Virgin Gorda and Norman Island in the BVI

Day trip to Great Britain! Who would have thought?

We were to meet our boat at the Westin Resort, which we saw yesterday on our trip with Jenn. A taxi driver named Moses gave us a ride. We had to go through a locked gate where a guard questioned Moses. It felt a bit like a prison for rich tourists, few pathways out of the complex.

We were entertained by a couple of pelicans diving in the water and posing on the gate as we waited for our group. Tour personnel collected our passports, and we were off.

Heading through the Narrows

The ride out was smooth and pleasant. We went along the border between the U.S. and Britain for quite a way in the water.

When we got to Virgin Gorda, the captain handled immigration while we put our shoes back on for our visit to the Greater Baths National Park. A taxi drove us to the start of the famous trail through an astonishing jumble of gigantic granite boulders and curved slabs that make up this path through the park.

The trail started along a sandy walkway headed toward the beach. Lots of people were walking. A couple of places we got stuck behind a crowd, when someone ahead got stuck or scared and tried to turn back, but this is a narrow, one-way trail.

The crowds gave us a chance to study the boulders and evolve a hypothesis of how they developed into this unusual presentation. Deep seated magma (from the garnets) and fairly quick uplift caused widely spaced joints to form. The joints allowed water to erode the edges causing large scale exfoliation similar to the domes in Yosemite. The thick slabs of exfoliated granite fell away from their well rounded surfaces, landing at random angles. Quite unique! We felt lucky to experience these rocks at this precise stage of development.

The trail was tight in some places, but open to the beach in others. I feel like we would have spent much more time exploring if fewer people were around.
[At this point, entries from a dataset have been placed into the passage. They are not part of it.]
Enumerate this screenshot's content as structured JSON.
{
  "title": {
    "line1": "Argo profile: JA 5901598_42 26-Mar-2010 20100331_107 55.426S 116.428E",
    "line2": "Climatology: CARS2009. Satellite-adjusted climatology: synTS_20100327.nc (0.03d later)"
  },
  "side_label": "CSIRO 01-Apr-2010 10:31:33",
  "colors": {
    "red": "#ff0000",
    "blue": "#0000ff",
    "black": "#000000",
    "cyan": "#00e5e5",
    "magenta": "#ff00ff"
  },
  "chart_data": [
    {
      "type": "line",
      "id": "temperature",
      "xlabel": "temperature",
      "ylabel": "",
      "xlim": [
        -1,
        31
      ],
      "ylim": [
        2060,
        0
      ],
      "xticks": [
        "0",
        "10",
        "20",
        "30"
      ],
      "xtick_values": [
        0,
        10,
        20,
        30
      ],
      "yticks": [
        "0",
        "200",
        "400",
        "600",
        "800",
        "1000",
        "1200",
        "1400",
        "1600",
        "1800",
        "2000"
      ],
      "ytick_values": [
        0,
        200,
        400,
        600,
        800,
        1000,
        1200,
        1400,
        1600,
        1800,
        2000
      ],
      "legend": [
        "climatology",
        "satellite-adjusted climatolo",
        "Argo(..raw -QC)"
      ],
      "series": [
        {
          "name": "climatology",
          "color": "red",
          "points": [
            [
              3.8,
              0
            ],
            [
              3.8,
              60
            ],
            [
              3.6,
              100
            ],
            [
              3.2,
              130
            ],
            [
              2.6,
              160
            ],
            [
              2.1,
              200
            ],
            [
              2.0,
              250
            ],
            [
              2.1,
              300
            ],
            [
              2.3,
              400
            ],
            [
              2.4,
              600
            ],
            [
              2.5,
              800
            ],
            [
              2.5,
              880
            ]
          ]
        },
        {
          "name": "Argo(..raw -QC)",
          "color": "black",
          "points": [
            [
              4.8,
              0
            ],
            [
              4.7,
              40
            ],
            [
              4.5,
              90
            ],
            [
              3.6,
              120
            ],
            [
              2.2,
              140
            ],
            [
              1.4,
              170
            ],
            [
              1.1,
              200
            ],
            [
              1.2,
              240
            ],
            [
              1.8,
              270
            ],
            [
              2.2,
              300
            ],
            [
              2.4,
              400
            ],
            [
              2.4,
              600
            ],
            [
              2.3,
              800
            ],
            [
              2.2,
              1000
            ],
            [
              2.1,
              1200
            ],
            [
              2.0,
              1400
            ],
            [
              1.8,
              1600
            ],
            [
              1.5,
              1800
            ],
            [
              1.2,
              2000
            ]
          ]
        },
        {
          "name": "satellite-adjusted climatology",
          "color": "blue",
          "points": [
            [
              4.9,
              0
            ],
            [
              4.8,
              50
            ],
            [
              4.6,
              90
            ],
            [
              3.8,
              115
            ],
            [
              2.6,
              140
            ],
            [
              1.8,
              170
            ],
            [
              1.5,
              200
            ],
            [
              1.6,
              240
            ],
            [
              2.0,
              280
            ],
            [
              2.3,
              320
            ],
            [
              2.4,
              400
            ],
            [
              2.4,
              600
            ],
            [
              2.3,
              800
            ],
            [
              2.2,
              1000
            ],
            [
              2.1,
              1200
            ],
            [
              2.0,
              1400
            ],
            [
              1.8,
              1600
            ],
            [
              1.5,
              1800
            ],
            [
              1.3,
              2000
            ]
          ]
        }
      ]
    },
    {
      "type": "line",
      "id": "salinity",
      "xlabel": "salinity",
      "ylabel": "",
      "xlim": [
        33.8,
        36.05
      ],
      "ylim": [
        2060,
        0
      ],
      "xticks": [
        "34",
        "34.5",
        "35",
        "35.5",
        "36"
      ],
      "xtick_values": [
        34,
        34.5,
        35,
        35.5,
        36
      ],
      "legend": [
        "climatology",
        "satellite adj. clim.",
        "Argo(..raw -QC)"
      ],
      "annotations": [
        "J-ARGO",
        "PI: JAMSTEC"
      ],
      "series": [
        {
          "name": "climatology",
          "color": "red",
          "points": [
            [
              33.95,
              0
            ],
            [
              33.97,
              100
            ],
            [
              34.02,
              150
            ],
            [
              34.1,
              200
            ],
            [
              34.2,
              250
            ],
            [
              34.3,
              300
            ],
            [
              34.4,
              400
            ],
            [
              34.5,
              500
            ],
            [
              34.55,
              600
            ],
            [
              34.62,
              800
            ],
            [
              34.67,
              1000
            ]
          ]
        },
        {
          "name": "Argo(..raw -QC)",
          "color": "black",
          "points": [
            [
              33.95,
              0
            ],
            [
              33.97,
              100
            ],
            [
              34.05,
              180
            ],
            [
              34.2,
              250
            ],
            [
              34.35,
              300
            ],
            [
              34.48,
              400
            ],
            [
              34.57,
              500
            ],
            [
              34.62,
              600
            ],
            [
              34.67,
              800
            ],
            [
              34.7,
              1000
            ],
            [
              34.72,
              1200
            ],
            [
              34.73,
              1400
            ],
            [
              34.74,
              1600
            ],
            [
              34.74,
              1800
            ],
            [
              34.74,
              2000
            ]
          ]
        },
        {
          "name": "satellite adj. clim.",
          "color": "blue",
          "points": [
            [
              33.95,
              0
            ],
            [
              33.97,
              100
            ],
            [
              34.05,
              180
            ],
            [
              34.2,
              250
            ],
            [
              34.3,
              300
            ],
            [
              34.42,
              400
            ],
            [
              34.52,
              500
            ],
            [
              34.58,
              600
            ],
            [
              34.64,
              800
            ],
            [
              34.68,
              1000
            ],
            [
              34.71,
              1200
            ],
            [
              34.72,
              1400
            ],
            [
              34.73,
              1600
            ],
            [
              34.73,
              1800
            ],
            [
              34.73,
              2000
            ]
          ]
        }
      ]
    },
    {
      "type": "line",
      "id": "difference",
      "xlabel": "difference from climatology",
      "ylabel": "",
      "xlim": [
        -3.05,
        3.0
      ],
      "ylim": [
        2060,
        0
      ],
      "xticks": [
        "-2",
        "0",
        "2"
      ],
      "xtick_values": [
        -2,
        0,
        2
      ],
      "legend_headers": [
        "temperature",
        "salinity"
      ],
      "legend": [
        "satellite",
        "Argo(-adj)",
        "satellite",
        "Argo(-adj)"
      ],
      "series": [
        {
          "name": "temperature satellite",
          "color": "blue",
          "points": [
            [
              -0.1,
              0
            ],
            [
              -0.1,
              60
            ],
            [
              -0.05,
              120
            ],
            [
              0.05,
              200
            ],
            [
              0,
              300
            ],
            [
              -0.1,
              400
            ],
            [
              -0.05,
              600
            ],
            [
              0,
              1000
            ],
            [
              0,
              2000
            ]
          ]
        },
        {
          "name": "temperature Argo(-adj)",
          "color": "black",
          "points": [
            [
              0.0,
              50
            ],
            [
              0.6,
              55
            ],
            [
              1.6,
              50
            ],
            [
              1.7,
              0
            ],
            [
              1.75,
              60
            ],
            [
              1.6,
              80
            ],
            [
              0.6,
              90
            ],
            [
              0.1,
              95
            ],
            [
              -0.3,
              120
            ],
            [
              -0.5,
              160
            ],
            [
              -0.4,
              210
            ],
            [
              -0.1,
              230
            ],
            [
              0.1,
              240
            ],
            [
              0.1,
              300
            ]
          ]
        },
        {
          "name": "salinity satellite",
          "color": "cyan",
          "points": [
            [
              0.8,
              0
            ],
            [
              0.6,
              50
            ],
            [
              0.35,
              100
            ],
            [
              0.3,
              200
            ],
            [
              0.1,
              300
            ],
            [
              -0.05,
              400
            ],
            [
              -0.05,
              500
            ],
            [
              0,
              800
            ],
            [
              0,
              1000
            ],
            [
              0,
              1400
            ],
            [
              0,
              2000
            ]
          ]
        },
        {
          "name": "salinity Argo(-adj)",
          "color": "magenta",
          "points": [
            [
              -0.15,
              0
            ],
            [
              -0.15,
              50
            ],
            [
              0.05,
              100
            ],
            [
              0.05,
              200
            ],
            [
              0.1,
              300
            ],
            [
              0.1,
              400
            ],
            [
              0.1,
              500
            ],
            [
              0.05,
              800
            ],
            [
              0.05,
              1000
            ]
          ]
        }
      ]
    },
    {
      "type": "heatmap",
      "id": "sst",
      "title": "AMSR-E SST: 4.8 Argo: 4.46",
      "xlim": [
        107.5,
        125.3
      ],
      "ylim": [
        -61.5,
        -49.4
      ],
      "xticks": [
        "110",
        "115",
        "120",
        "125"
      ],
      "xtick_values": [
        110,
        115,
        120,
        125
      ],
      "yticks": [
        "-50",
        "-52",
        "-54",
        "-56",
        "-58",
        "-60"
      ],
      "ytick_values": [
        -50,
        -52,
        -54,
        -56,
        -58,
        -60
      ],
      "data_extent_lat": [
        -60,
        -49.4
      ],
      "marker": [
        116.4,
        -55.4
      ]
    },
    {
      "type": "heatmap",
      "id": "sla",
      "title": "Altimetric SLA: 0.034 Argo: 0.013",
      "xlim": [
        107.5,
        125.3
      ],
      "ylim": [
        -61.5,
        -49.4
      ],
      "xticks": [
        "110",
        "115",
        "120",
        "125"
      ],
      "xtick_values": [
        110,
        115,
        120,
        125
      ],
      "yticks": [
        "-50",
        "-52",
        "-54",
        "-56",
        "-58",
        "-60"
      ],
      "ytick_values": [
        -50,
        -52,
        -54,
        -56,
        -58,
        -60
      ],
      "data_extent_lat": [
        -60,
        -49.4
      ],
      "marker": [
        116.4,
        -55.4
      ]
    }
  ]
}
After the excitement of the trail through the Baths, we had a quick lunch at a restaurant at The Top of the Baths. We had put in our orders before we arrived.

Last view of the rocky shoreline of Virgin Gorda

The boat ride to Norman Island was smooth and easy again. Other boats were anchored where we were headed for the best view of sea life. This island was the inspiration for Robert Louis Stevenson’s novel “Treasure Island.”

Some goofy person hoping for peace in the world
The back of one of the caves

We asked the captain to drop us off at U.S. Immigration in Cruz Bay rather than at the Westin Resort. This enabled us to find drinks at a bar before going to dinner at a nice restaurant where Clare tried to eat a 2-pound Caribbean lobster!